Air France 447: More data has surfaces on Air France 447, the Airbus A330 that plunged into the Atlantic on a flight from Brazil to France several years ago. In a cooperative post-investigation that included Airbus and Boeing, efforts to replicate the crash in a simulator failed.

It separately emerged that the pilot of the flight had one hour of sleep and the co-pilots also didn’t have the requisite sleep.

Racing Toward 2,000: At ISTAT, Airbus COO Customers John Leahy said he expected to gain another 200 orders this month for the A320 family, reaching 2,000 orders for the neo in the process. Lufthansa and Turkish have since announced orders.

A400M certified: The troubled Airbus A400M has been certified.

Beating back anti-droners: Boeing and supporters killed legislation in Washington State that would have outlawed drones. Boeing’s subsidiary Insitu is headquartered in Washington and considered leaving to Oregon, across the Columbia River. A coalition is also working to have Moses Lake (WA) selected as a drone testing site under an FAA program.

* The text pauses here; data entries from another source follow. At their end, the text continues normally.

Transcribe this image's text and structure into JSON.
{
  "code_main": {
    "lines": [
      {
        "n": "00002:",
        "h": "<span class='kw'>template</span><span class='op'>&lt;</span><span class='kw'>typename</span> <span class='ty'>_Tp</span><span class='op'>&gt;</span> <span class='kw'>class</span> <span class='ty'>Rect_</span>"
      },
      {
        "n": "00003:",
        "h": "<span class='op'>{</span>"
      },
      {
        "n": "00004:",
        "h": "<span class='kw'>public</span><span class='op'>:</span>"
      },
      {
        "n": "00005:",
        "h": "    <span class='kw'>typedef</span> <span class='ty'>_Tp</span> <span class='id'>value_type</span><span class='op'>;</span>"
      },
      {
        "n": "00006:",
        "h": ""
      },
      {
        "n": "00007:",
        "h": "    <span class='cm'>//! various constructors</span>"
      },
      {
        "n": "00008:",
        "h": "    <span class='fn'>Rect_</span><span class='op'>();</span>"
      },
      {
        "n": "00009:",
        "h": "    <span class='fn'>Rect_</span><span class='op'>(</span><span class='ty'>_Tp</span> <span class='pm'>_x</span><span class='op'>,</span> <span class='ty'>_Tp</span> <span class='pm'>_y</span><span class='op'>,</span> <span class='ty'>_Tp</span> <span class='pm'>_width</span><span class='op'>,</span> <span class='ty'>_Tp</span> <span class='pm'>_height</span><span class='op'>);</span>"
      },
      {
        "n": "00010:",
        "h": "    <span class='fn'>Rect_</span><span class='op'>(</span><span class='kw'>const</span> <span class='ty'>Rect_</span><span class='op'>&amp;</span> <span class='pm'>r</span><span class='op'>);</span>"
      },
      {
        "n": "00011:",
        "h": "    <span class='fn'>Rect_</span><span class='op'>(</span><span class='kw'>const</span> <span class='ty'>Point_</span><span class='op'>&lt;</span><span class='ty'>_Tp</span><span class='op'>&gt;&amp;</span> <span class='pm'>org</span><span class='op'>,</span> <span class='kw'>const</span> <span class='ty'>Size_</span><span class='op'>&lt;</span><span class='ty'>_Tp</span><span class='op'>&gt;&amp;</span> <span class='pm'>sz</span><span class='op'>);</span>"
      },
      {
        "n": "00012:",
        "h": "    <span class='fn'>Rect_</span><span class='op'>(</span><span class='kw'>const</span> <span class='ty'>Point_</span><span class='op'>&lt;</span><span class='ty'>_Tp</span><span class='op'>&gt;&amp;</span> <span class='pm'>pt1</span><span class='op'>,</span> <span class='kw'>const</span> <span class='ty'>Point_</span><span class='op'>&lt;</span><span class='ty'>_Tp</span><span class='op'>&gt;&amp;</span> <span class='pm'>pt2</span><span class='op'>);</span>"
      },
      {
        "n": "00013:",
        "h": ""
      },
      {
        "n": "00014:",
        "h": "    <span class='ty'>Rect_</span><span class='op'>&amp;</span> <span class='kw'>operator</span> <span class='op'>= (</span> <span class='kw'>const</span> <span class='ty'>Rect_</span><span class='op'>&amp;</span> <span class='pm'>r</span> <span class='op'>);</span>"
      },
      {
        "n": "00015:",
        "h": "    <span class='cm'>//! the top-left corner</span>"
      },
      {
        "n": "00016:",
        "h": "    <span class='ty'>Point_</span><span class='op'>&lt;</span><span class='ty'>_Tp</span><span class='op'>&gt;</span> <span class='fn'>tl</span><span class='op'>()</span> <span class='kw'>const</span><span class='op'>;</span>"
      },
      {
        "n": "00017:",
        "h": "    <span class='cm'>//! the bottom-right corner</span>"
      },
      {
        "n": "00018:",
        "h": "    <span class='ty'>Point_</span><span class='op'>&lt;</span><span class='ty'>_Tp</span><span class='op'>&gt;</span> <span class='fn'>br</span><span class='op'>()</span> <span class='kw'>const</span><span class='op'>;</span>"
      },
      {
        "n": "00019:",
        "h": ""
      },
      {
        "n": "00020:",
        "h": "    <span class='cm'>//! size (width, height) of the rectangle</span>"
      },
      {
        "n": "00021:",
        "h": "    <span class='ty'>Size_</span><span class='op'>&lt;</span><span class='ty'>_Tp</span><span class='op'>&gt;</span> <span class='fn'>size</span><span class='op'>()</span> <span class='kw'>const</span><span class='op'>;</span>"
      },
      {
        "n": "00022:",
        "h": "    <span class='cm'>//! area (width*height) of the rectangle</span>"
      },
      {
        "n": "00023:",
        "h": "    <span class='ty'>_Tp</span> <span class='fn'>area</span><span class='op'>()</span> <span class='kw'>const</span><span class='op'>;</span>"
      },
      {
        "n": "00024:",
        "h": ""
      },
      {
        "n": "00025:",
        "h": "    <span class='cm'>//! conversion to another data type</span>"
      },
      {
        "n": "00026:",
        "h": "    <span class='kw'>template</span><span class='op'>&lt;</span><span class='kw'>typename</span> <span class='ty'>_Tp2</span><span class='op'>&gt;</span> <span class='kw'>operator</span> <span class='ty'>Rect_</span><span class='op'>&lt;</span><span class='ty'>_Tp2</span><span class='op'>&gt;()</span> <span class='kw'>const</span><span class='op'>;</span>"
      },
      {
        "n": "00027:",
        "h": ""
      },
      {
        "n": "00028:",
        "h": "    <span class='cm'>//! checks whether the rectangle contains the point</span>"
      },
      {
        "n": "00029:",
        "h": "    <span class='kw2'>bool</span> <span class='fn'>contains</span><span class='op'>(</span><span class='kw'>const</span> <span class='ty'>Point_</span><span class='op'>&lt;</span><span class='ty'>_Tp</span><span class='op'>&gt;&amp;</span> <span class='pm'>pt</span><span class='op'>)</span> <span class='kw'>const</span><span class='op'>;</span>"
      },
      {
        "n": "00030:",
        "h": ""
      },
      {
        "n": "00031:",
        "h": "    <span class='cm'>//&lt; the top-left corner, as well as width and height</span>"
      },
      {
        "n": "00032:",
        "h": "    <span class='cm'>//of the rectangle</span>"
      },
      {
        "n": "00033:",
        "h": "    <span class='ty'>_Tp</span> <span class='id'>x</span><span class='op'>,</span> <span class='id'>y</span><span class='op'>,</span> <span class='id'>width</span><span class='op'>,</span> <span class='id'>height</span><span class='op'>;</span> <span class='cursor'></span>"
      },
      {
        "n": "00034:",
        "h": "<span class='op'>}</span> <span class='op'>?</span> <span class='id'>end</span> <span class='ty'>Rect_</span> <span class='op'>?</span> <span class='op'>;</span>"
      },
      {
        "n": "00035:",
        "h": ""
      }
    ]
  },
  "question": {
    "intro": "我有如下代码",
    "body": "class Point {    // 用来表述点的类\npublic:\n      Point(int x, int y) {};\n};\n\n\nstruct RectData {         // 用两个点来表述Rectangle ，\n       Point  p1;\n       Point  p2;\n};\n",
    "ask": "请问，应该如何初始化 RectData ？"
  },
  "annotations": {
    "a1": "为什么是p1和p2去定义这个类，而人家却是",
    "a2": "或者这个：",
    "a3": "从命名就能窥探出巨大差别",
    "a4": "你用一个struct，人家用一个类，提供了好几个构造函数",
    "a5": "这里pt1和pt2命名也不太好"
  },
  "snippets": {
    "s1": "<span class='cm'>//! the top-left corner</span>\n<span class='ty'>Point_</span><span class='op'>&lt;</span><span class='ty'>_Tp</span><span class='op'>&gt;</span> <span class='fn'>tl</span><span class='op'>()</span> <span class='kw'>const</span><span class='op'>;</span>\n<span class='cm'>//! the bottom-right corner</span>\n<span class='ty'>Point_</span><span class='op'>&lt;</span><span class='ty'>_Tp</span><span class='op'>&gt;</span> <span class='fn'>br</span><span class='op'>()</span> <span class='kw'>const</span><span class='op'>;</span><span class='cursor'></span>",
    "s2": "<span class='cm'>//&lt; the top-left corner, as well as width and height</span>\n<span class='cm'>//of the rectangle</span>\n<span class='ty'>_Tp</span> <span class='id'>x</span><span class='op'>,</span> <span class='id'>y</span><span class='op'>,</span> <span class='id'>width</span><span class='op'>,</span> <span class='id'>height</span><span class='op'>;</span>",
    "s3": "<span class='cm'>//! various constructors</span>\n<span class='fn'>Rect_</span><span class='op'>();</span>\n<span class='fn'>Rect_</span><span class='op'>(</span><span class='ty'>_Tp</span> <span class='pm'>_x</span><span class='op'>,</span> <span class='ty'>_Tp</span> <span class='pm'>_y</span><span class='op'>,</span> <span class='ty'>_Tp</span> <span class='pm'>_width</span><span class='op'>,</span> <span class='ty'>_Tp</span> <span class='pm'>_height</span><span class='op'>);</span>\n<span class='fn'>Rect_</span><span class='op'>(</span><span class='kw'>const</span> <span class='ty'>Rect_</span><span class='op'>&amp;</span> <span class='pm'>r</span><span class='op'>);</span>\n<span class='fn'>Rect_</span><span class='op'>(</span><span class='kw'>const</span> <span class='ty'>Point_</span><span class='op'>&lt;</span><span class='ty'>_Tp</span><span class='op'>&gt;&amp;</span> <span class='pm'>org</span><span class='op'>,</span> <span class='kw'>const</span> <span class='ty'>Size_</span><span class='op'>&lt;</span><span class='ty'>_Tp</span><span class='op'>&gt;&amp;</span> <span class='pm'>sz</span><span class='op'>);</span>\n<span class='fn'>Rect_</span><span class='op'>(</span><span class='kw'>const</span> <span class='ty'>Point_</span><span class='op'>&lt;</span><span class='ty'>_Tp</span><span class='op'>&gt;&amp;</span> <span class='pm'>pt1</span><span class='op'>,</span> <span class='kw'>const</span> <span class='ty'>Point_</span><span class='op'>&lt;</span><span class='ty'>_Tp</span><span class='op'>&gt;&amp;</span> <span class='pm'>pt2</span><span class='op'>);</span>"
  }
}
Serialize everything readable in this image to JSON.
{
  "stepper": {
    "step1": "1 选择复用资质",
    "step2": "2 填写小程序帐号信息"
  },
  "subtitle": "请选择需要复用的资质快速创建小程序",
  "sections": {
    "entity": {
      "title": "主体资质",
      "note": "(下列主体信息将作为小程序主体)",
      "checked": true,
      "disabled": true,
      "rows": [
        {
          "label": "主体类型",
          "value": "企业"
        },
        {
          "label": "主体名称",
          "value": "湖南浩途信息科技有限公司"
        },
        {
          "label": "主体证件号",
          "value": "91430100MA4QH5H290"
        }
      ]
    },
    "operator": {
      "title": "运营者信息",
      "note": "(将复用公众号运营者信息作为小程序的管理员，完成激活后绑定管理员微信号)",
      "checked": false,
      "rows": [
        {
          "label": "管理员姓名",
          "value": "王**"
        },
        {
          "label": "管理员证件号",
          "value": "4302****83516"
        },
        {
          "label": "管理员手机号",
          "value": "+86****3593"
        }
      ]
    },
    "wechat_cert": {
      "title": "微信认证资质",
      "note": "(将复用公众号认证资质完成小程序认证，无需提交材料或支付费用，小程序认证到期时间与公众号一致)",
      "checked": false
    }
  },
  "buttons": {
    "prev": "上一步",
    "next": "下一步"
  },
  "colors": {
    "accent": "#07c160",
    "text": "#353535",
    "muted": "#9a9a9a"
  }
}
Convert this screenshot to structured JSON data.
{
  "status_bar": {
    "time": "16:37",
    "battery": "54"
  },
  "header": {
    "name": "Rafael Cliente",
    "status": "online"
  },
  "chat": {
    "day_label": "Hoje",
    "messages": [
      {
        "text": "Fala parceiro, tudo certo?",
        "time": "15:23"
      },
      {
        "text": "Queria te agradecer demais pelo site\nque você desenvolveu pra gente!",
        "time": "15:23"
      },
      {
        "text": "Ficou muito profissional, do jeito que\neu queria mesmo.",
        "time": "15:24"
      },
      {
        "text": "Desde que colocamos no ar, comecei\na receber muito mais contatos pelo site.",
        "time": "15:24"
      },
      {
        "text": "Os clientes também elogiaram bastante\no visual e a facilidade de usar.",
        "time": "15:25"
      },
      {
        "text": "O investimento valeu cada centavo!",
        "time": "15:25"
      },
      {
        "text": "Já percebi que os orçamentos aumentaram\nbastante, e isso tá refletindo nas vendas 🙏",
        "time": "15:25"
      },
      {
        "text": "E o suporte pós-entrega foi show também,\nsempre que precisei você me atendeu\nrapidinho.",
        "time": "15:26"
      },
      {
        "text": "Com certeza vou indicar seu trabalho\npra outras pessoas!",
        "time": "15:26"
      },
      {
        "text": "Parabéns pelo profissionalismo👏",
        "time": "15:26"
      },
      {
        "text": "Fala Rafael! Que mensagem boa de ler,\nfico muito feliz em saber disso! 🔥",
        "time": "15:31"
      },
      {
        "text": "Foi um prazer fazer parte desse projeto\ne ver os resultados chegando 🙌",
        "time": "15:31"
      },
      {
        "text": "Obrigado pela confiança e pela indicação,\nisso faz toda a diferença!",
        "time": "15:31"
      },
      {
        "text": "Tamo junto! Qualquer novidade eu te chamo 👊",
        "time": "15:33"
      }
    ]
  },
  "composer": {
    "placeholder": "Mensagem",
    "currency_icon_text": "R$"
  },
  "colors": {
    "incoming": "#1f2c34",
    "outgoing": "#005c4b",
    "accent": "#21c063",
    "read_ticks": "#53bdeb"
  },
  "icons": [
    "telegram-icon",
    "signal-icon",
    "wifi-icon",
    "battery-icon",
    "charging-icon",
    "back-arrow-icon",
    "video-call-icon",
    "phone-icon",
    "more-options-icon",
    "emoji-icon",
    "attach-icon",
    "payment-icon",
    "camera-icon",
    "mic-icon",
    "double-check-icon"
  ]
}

6 comments on “Odds and Ends: AF 447 resurfaces; Racing toward 2,000; A400M; beating back anti-droners

  1. I think the particulairy the A321 NEO is becoming an issue for Boeing. In terms of:
    - fuel efficiency of the bigger Leap and PW GTF ‘s
    - capacity, up to 235 seats with emergency exit options
    - payload-range, it carries the 737-9i max payload 2 hrs further
    - runway performance from hot / restricted runways, the 739 has an issue here..
    - wider more comfortable cabin options for flights up to 6 hrs
    - cargo container & pallet capability
    - noise restricted airports, an 81inch fan GTF will be way quieter then a 70 inch fan Leap

    E.G for the US transcon carriers the A321 is increasingly hard to ignore. The 737-800 has a seat count advantage over the A320, so per seat comparisons neutralizes other factors.
    Randy may say the 737-9i is the ideal 767-200, 757, A300/10 replacement, but the performance figures don’t lie. And A321 heavy orders like HA, Turkisk, AA and many others don’t lie either. A segment to big to ignore..

  2. If you don’t mind me jumping in here, at the RAeS lecture cited in the first link, neither Boeing nor Airbus said anything about trying to replicate the AF447 crash. The lecture was about stall testing jet transport aircraft, which is normally conducted for certification. All they said about AF447 – only after being asked by an attending journalist – is that current industry flight simulators are not able to accurately model the aerodynamic conditions encountered outside the normal flight envelope, and that the industry is working to remedy this.